Faire l’auteur en régime néo-libéral, Jérôme Meizoz

Editions Slatkine 2020, 254 p.

Jérôme Meizoz avait dédoublé son regard, celui du romancier et celui du sociologue, pour explorer la posture d’un jeune homme à qui l’on avait appris à « faire le garçon » (Zoé, 2017). Dans un récent livre, le sujet est plus explosif : il s’agit de montrer comment le marketing culturel modèle un écrivain pour en « faire » un auteur. Le professeur d’université, dans une étude très fouillée, explore aussi bien les références érudites, la presse et les sites en ligne mais aussi la production artistique qui accompagne la parution des livres. Il met en évidence un tournant qui se passe dans les années 80 où ce n’est plus l’école ou la critique littéraire qui seraient juge de la qualité d’un livre mais le « marché » et la célébrité médiatique : le livre serait ainsi devenu un produit comme un autre et non pas une exception culturelle. Les médias, la télévision en particulier, viseraient avant tout à exhiber les écrivains, en privilégiant les « belles gueules » au risque de menacer les auteurs et les genres moins prisés et ce que l’auteur baptise avec bonheur la « biblio-diversité »…

Pour sa démonstration, il utilise des exemples extrêmes sans pourtant diaboliser les personnes : d’un côté, Joël Dicker avec une littérature de divertissement dont Jérôme Meizoz détaille les « recettes » : thèmes qui mettent en avant la chaleur humaine et l’empathie ; tension narrative ; phrases courtes avec un langage de tous les jours… On connaît les tirages faramineux de La Vérité sur l’Affaire Harry Québert, des traductions dans plus de trente langues, une exposition médiatique exceptionnelle et une adaptation en série télévisée… A l’autre extrême figurent des écrivains inconnus du grand public, en particulier deux auteurs valaisans: Jean-Marc Lovay, météore de la littérature mais écrivain réputé « illisible » ;  Noëlle Revaz qui a parodié la littérature-spectacle dans L’Infini livre (Zoé, 2015) et n’a jamais recherché la lumière des projecteurs. Tous deux ont été publiés chez Gallimard avant de quitter le devant de la scène littéraire.

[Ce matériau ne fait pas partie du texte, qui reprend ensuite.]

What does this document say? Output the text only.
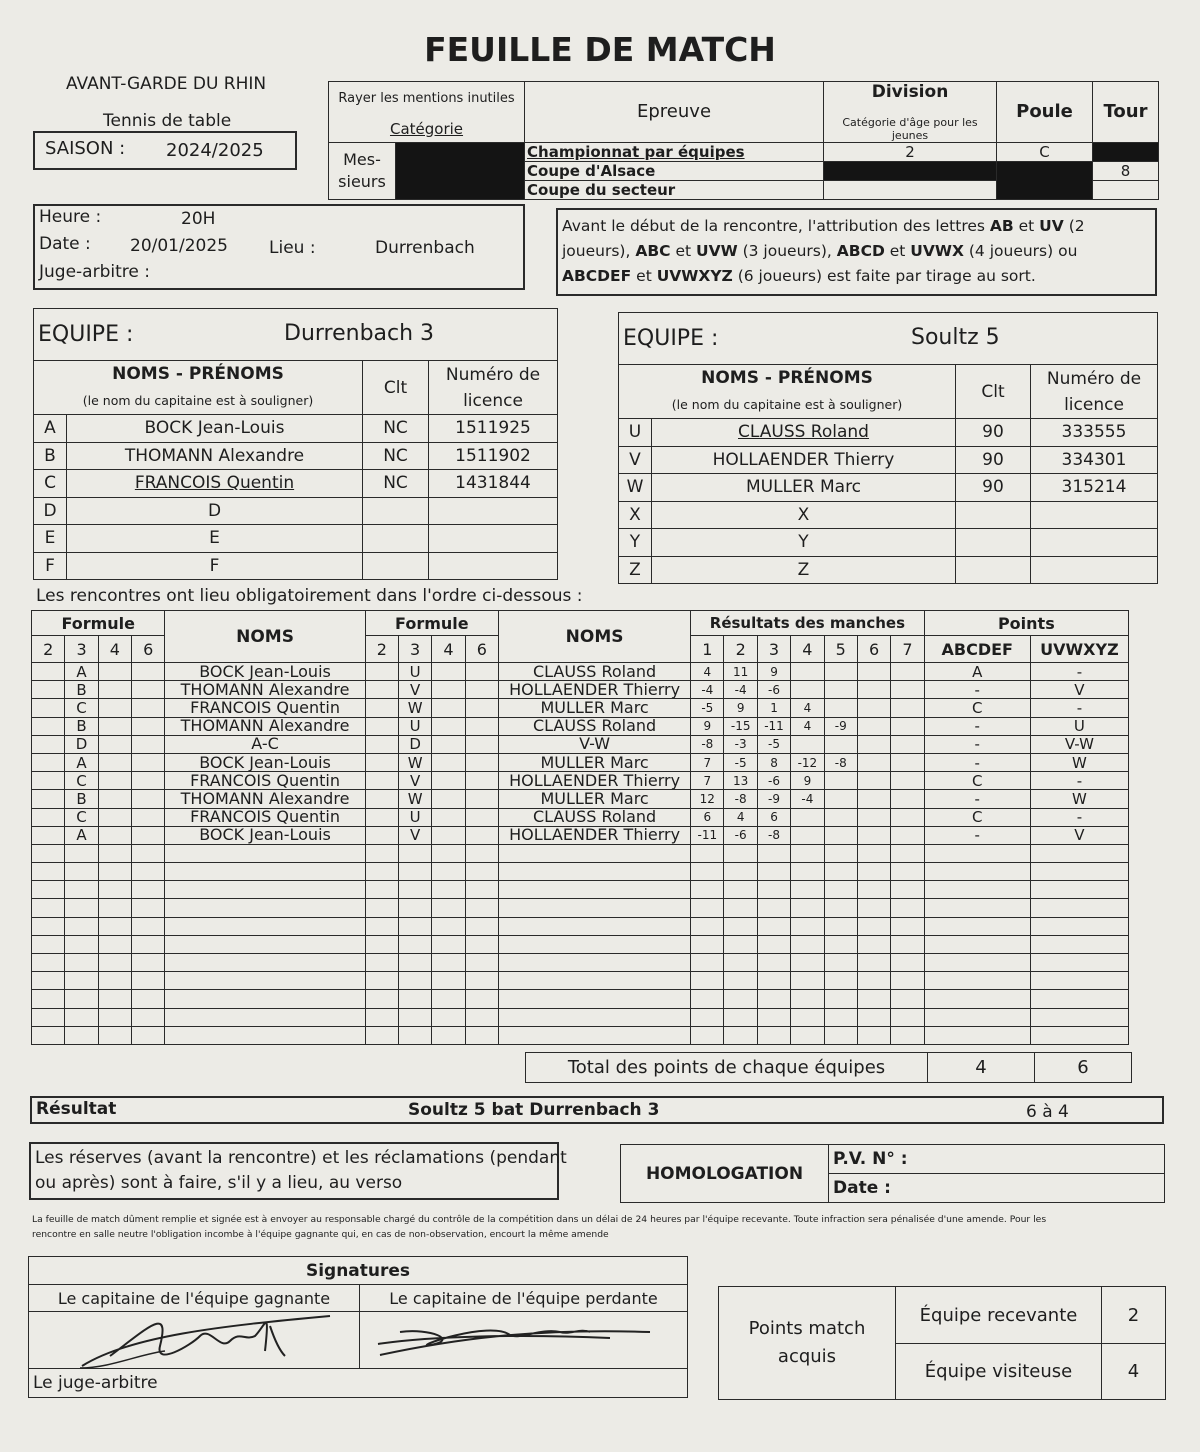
FEUILLE DE MATCH
AVANT-GARDE DU RHIN
Tennis de table
SAISON : 2024/2025
Rayer les mentions inutiles		Epreuve	Division	Poule	Tour
Catégorie			Catégorie d'âge pour les jeunes		
Mes-
sieurs		Championnat par équipes	2	C	
		Coupe d'Alsace			8
		Coupe du secteur			
Heure :	20H
Date : 20/01/2025 Lieu :	Durrenbach
Juge-arbitre :
Avant le début de la rencontre, l'attribution des lettres AB et UV (2
joueurs), ABC et UVW (3 joueurs), ABCD et UVWX (4 joueurs) ou
ABCDEF et UVWXYZ (6 joueurs) est faite par tirage au sort.
EQUIPE : Durrenbach 3			

NOMS - PRÉNOMS		Clt	Numéro de
licence
(le nom du capitaine est à souligner)			
A	BOCK Jean-Louis	NC	1511925
B	THOMANN Alexandre	NC	1511902
C	FRANCOIS Quentin	NC	1431844
D	D		
E	E		
F	F		
EQUIPE : Soultz 5			

NOMS - PRÉNOMS		Clt	Numéro de
licence
(le nom du capitaine est à souligner)			
U	CLAUSS Roland	90	333555
V	HOLLAENDER Thierry	90	334301
W	MULLER Marc	90	315214
X	X		
Y	Y		
Z	Z		
Les rencontres ont lieu obligatoirement dans l'ordre ci-dessous :
Formule				NOMS	Formule				NOMS	Résultats des manches							Points	
2	3	4	6		2	3	4	6		1	2	3	4	5	6	7	ABCDEF	UVWXYZ
	A			BOCK Jean-Louis		U			CLAUSS Roland	4	11	9					A	-
	B			THOMANN Alexandre		V			HOLLAENDER Thierry	-4	-4	-6					-	V
	C			FRANCOIS Quentin		W			MULLER Marc	-5	9	1	4				C	-
	B			THOMANN Alexandre		U			CLAUSS Roland	9	-15	-11	4	-9			-	U
	D			A-C		D			V-W	-8	-3	-5					-	V-W
	A			BOCK Jean-Louis		W			MULLER Marc	7	-5	8	-12	-8			-	W
	C			FRANCOIS Quentin		V			HOLLAENDER Thierry	7	13	-6	9				C	-
	B			THOMANN Alexandre		W			MULLER Marc	12	-8	-9	-4				-	W
	C			FRANCOIS Quentin		U			CLAUSS Roland	6	4	6					C	-
	A			BOCK Jean-Louis		V			HOLLAENDER Thierry	-11	-6	-8					-	V

Total des points de chaque équipes	4	6
Résultat	Soultz 5 bat Durrenbach 3	6 à 4
Les réserves (avant la rencontre) et les réclamations (pendant
ou après) sont à faire, s'il y a lieu, au verso	HOMOLOGATION	P.V. N° :
Date :
La feuille de match dûment remplie et signée est à envoyer au responsable chargé du contrôle de la compétition dans un délai de 24 heures par l'équipe recevante. Toute infraction sera pénalisée d'une amende. Pour les
rencontre en salle neutre l'obligation incombe à l'équipe gagnante qui, en cas de non-observation, encourt la même amende
Signatures	
Le capitaine de l'équipe gagnante	Le capitaine de l'équipe perdante

Le juge-arbitre	
Points match
acquis	Équipe recevante	2
	Équipe visiteuse	4
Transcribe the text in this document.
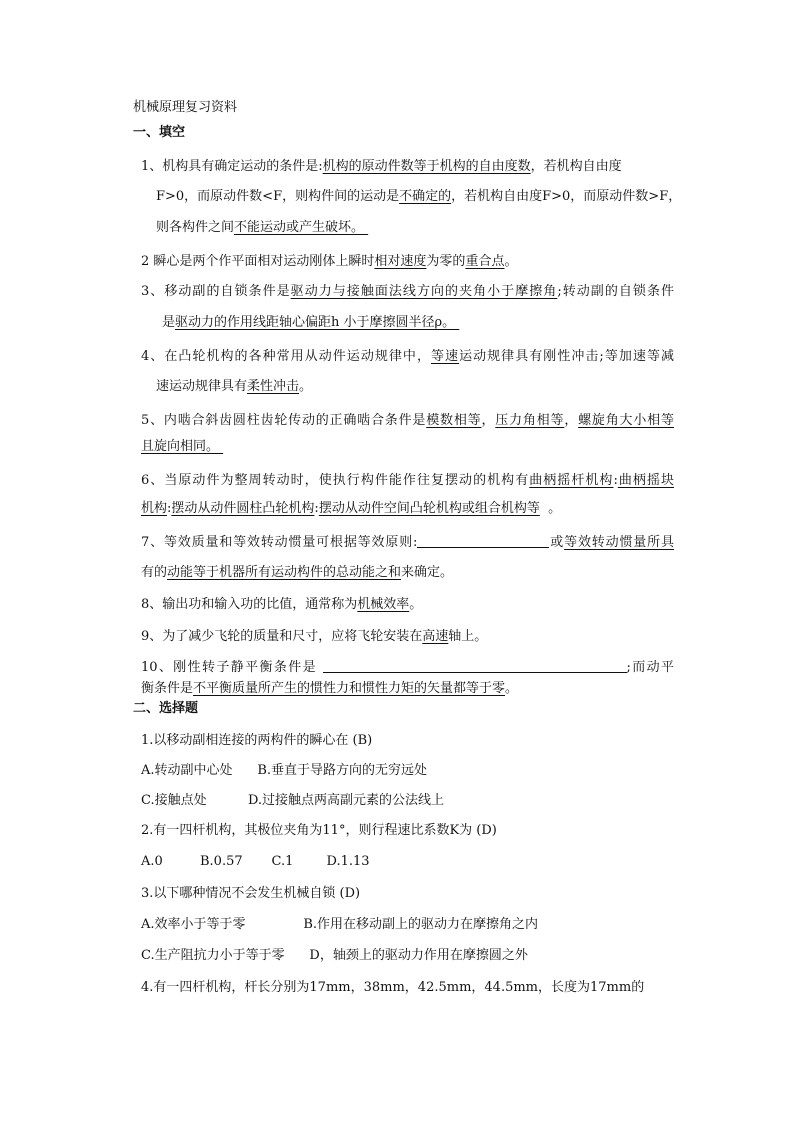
机械原理复习资料
一、填空
1、机构具有确定运动的条件是:机构的原动件数等于机构的自由度数，若机构自由度
F>0，而原动件数<F，则构件间的运动是不确定的，若机构自由度F>0，而原动件数>F，
则各构件之间不能运动或产生破坏。
2 瞬心是两个作平面相对运动刚体上瞬时相对速度为零的重合点。
3、移动副的自锁条件是驱动力与接触面法线方向的夹角小于摩擦角;转动副的自锁条件
是驱动力的作用线距轴心偏距h 小于摩擦圆半径ρ。
4、在凸轮机构的各种常用从动件运动规律中，等速运动规律具有刚性冲击;等加速等减
速运动规律具有柔性冲击。
5、内啮合斜齿圆柱齿轮传动的正确啮合条件是模数相等，压力角相等，螺旋角大小相等
且旋向相同。
6、当原动件为整周转动时，使执行构件能作往复摆动的机构有曲柄摇杆机构:曲柄摇块
机构:摆动从动件圆柱凸轮机构:摆动从动件空间凸轮机构或组合机构等  。
7、等效质量和等效转动惯量可根据等效原则:	或等效转动惯量所具
有的动能等于机器所有运动构件的总动能之和来确定。
8、输出功和输入功的比值，通常称为机械效率。
9、为了减少飞轮的质量和尺寸，应将飞轮安装在高速轴上。
10、刚性转子静平衡条件是	;而动平
衡条件是不平衡质量所产生的惯性力和惯性力矩的矢量都等于零。
二、选择题
1.以移动副相连接的两构件的瞬心在 (B)
A.转动副中心处      B.垂直于导路方向的无穷远处
C.接触点处          D.过接触点两高副元素的公法线上
2.有一四杆机构，其极位夹角为11°，则行程速比系数K为 (D)
A.0         B.0.57       C.1        D.1.13
3.以下哪种情况不会发生机械自锁 (D)
A.效率小于等于零              B.作用在移动副上的驱动力在摩擦角之内
C.生产阻抗力小于等于零      D，轴颈上的驱动力作用在摩擦圆之外
4.有一四杆机构，杆长分别为17mm，38mm，42.5mm，44.5mm，长度为17mm的
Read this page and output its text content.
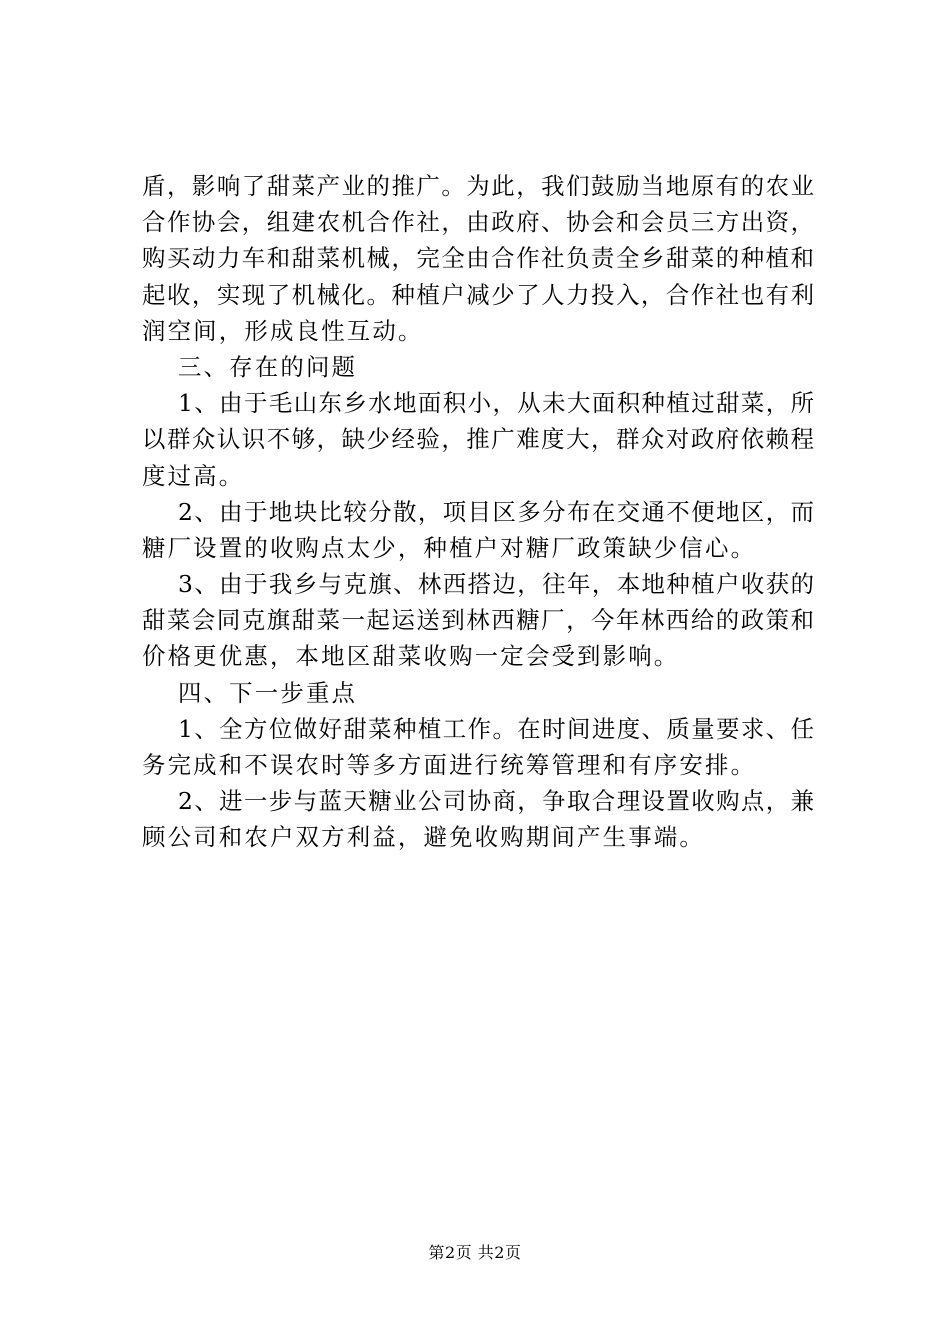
盾，影响了甜菜产业的推广。为此，我们鼓励当地原有的农业
合作协会，组建农机合作社，由政府、协会和会员三方出资，
购买动力车和甜菜机械，完全由合作社负责全乡甜菜的种植和
起收，实现了机械化。种植户减少了人力投入，合作社也有利
润空间，形成良性互动。
三、存在的问题
1、由于毛山东乡水地面积小，从未大面积种植过甜菜，所
以群众认识不够，缺少经验，推广难度大，群众对政府依赖程
度过高。
2、由于地块比较分散，项目区多分布在交通不便地区，而
糖厂设置的收购点太少，种植户对糖厂政策缺少信心。
3、由于我乡与克旗、林西搭边，往年，本地种植户收获的
甜菜会同克旗甜菜一起运送到林西糖厂，今年林西给的政策和
价格更优惠，本地区甜菜收购一定会受到影响。
四、下一步重点
1、全方位做好甜菜种植工作。在时间进度、质量要求、任
务完成和不误农时等多方面进行统筹管理和有序安排。
2、进一步与蓝天糖业公司协商，争取合理设置收购点，兼
顾公司和农户双方利益，避免收购期间产生事端。
第2页 共2页
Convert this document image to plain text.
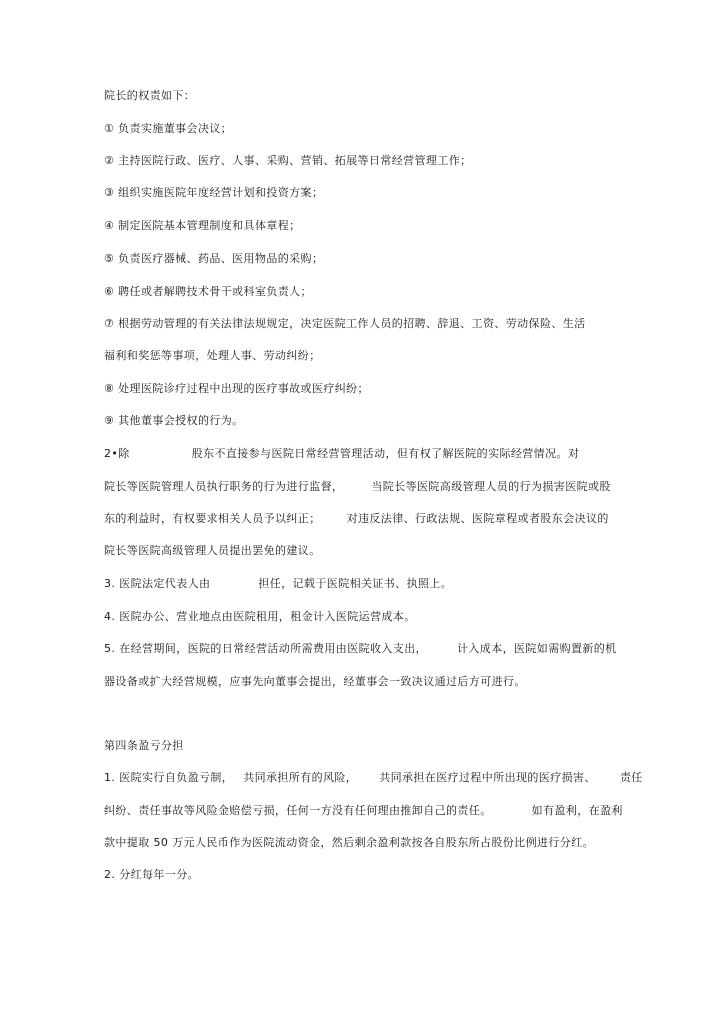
院长的权责如下：
① 负责实施董事会决议；
② 主持医院行政、医疗、人事、采购、营销、拓展等日常经营管理工作；
③ 组织实施医院年度经营计划和投资方案；
④ 制定医院基本管理制度和具体章程；
⑤ 负责医疗器械、药品、医用物品的采购；
⑥ 聘任或者解聘技术骨干或科室负责人；
⑦ 根据劳动管理的有关法律法规规定，决定医院工作人员的招聘、辞退、工资、劳动保险、生活
福利和奖惩等事项，处理人事、劳动纠纷；
⑧ 处理医院诊疗过程中出现的医疗事故或医疗纠纷；
⑨ 其他董事会授权的行为。
2•除	股东不直接参与医院日常经营管理活动，但有权了解医院的实际经营情况。对
院长等医院管理人员执行职务的行为进行监督，	当院长等医院高级管理人员的行为损害医院或股
东的利益时，有权要求相关人员予以纠正； 对违反法律、行政法规、医院章程或者股东会决议的
院长等医院高级管理人员提出罢免的建议。
3. 医院法定代表人由	担任，记载于医院相关证书、执照上。
4. 医院办公、营业地点由医院租用，租金计入医院运营成本。
5. 在经营期间，医院的日常经营活动所需费用由医院收入支出，	计入成本，医院如需购置新的机
器设备或扩大经营规模，应事先向董事会提出，经董事会一致决议通过后方可进行。
第四条盈亏分担
1. 医院实行自负盈亏制， 共同承担所有的风险， 共同承担在医疗过程中所出现的医疗损害、 责任
纠纷、责任事故等风险金赔偿亏损，任何一方没有任何理由推卸自己的责任。	如有盈利，在盈利
款中提取 50 万元人民币作为医院流动资金，然后剩余盈利款按各自股东所占股份比例进行分红。
2. 分红每年一分。
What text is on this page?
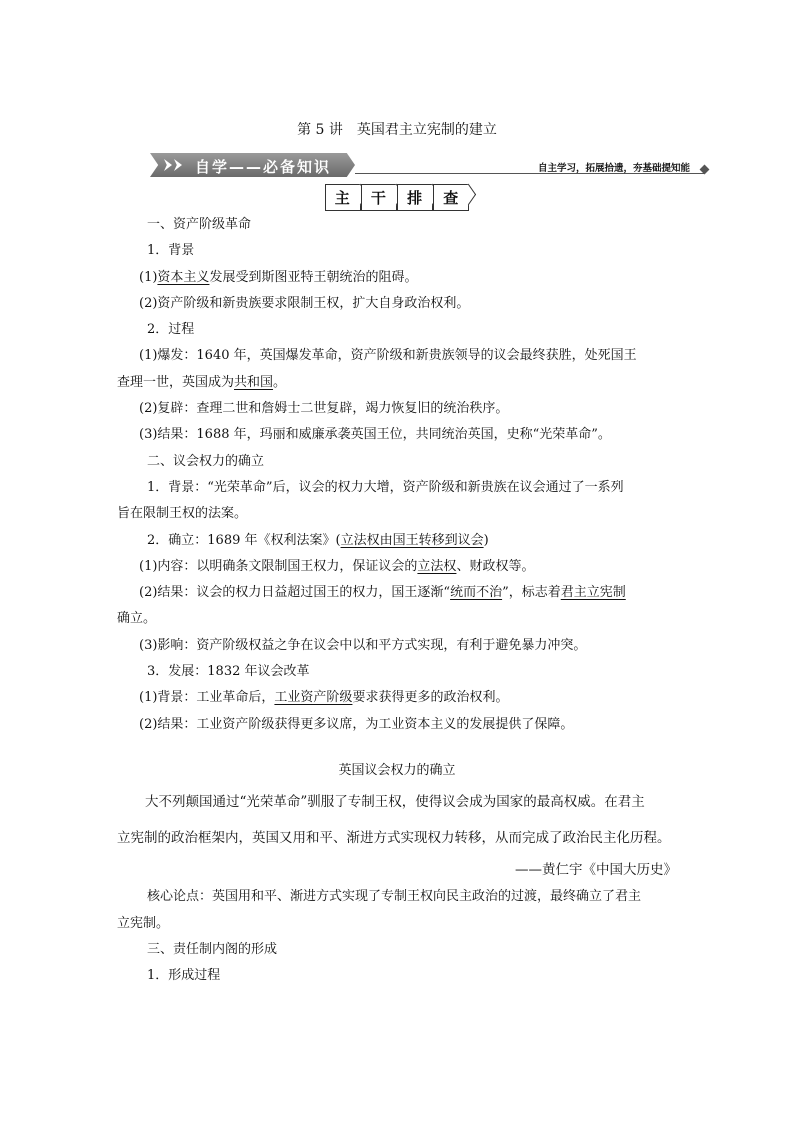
第 5 讲　英国君主立宪制的建立
自学——必备知识	自主学习，拓展拾遗，夯基础提知能
主 干 排 查
一、资产阶级革命
1．背景
(1)资本主义发展受到斯图亚特王朝统治的阻碍。
(2)资产阶级和新贵族要求限制王权，扩大自身政治权利。
2．过程
(1)爆发：1640 年，英国爆发革命，资产阶级和新贵族领导的议会最终获胜，处死国王
查理一世，英国成为共和国。
(2)复辟：查理二世和詹姆士二世复辟，竭力恢复旧的统治秩序。
(3)结果：1688 年，玛丽和威廉承袭英国王位，共同统治英国，史称“光荣革命”。
二、议会权力的确立
1．背景：“光荣革命”后，议会的权力大增，资产阶级和新贵族在议会通过了一系列
旨在限制王权的法案。
2．确立：1689 年《权利法案》(立法权由国王转移到议会)
(1)内容：以明确条文限制国王权力，保证议会的立法权、财政权等。
(2)结果：议会的权力日益超过国王的权力，国王逐渐“统而不治”，标志着君主立宪制
确立。
(3)影响：资产阶级权益之争在议会中以和平方式实现，有利于避免暴力冲突。
3．发展：1832 年议会改革
(1)背景：工业革命后，工业资产阶级要求获得更多的政治权利。
(2)结果：工业资产阶级获得更多议席，为工业资本主义的发展提供了保障。
英国议会权力的确立
大不列颠国通过“光荣革命”驯服了专制王权，使得议会成为国家的最高权威。在君主
立宪制的政治框架内，英国又用和平、渐进方式实现权力转移，从而完成了政治民主化历程。
——黄仁宇《中国大历史》
核心论点：英国用和平、渐进方式实现了专制王权向民主政治的过渡，最终确立了君主
立宪制。
三、责任制内阁的形成
1．形成过程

La partie la plus novatrice du livre est à mon gré celle que l’auteur consacre à ce qui pourrait constituer le pendant de la visibilité médiatique : il s’agit de toutes les activités artistiques de médiation qui accompagnent la sortie du livre, la « littérature hors du livre » : le livre en lui-même y est désacralisé et sont mis en évidence le contexte, la réception de l’œuvre, le lien avec le lecteur, etc… Ces dernières années se sont ainsi multipliés les rencontres avec les auteurs, les festivals poétiques, les performances artistiques même grinçantes qui célèbrent « les retrouvailles de la littérature et de l’oralité ». Là aussi plusieurs exemples sont analysés et témoignent d’un renouveau stimulant dans l’accompagnement du livre. Qu’il s’agisse d’un spectacle de slam, d’un cercle de lecture, d’un prix comme celui du Roman des romands … beaucoup d’acteurs se mobilisent pour aborder la littérature sous un angle neuf.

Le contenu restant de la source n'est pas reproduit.